For an example, let us have a look at the results for this search peer-reviewed articles on “Adolescent to Parent Violence“. Among the results is an article with a multi-coloured rosette and a score of 22.
Hovering a mouse over the Altmetric icon causes a pop-up to appear with more details about the attention this article has received. As I write this:
- Picked up by 1 news outlets
- Tweeted by 14
- On 1 Facebook pages
- 25 readers on Menderly
How that relates to the score of 22 may be explained on the ‘See more details‘ page.
Just off this image the world map continues southwards to include the United Kingdom, France and Greece: countries where this article has received attention. There is a demographic breakdown pointing to a 64% to 36% split between Members of the public and Scientists responding to the article. Details of the News Sources, Tweets and Facebook posts can be found on different tabs.

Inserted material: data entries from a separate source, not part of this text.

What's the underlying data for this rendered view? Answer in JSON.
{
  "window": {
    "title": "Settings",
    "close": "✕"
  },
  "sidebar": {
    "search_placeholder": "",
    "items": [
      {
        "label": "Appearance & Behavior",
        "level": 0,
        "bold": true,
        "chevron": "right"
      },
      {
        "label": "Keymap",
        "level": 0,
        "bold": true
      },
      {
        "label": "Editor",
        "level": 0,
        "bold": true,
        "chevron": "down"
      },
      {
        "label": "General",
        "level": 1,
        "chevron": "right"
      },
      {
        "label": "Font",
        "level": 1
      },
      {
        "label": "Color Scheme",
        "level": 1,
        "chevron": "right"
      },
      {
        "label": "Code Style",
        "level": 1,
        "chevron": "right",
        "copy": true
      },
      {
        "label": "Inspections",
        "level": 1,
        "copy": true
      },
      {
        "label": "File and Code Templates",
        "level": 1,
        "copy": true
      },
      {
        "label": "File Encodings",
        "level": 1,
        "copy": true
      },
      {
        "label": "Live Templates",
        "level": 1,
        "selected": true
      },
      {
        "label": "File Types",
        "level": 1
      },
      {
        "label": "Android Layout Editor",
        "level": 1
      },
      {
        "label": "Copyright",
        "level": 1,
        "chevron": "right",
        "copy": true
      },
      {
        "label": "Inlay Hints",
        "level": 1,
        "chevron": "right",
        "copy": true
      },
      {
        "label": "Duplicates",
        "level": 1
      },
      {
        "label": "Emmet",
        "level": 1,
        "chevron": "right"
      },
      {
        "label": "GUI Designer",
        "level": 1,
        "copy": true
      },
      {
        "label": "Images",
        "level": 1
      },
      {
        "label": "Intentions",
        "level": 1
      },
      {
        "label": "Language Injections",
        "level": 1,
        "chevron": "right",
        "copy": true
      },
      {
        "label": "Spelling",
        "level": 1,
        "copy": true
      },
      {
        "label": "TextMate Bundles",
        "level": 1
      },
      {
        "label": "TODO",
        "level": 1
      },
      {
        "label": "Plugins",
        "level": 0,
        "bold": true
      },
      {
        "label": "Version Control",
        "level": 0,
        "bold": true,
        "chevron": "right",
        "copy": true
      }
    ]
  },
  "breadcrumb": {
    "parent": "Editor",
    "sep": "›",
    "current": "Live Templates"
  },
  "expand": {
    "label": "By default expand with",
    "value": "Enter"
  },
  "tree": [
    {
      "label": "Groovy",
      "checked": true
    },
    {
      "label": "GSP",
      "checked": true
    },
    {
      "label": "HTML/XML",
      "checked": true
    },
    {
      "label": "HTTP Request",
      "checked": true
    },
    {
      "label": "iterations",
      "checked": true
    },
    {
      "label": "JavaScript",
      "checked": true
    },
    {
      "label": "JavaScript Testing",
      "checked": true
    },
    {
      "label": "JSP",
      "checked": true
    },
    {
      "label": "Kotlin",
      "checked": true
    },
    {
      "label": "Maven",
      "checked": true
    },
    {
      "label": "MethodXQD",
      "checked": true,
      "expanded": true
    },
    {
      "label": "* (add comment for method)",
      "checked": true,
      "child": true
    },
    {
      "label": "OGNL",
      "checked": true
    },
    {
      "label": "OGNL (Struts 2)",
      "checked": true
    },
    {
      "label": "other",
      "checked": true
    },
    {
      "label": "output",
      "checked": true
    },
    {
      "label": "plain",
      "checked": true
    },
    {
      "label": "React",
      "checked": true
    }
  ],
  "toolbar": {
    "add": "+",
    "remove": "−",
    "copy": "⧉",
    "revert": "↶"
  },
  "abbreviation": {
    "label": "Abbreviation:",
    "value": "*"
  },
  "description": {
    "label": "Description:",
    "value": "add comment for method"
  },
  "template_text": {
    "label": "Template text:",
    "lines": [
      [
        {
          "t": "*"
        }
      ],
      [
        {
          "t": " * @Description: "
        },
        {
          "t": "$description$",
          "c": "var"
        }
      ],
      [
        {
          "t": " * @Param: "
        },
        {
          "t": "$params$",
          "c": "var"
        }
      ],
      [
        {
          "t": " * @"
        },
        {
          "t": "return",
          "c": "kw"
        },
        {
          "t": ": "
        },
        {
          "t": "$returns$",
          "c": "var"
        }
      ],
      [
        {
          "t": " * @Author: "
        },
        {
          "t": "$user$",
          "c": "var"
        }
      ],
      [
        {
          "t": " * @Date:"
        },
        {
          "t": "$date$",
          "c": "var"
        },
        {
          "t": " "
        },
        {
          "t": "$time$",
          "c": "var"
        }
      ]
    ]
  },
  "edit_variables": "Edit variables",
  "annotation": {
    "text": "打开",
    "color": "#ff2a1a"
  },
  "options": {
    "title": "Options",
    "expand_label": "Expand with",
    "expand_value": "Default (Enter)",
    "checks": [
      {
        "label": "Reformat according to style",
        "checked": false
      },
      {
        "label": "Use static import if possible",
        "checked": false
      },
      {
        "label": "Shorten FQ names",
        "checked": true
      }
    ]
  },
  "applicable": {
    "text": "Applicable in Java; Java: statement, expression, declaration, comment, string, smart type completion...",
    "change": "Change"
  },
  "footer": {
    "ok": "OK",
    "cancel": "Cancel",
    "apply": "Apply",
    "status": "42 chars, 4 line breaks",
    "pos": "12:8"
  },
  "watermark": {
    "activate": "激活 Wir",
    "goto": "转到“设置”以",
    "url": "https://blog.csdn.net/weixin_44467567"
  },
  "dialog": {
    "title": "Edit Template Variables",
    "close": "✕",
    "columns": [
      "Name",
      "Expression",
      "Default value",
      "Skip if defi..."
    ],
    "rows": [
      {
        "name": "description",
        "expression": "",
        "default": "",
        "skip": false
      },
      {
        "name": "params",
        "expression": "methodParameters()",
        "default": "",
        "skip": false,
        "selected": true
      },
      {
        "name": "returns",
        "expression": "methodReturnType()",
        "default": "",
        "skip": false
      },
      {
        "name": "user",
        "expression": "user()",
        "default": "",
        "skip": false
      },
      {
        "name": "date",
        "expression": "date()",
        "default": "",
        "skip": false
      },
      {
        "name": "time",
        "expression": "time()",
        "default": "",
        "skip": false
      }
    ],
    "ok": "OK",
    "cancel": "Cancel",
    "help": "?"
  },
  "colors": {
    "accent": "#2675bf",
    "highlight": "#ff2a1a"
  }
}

The Attention score of 22 puts this article in the top 5% of all research outputs scored by Altmetric. In particular this article comes out as the 15th highest scoring article published in ‘this source’, presumable the Criminology and Criminal Justice journal. There is another tab ‘Attention Score in Context’ with figues further examining how this article compares to others published in the same journal, same period or, in fact, same journal and date.
The Altmetric Score may be a helpful indicator of impact to put alongside the Scopus and Web of Science traditional citation counts. A possible flaw in the system can be imagined if this post turns out to contribute to raising the article’s Attention Score, when I am only using it as a randomly chosen example.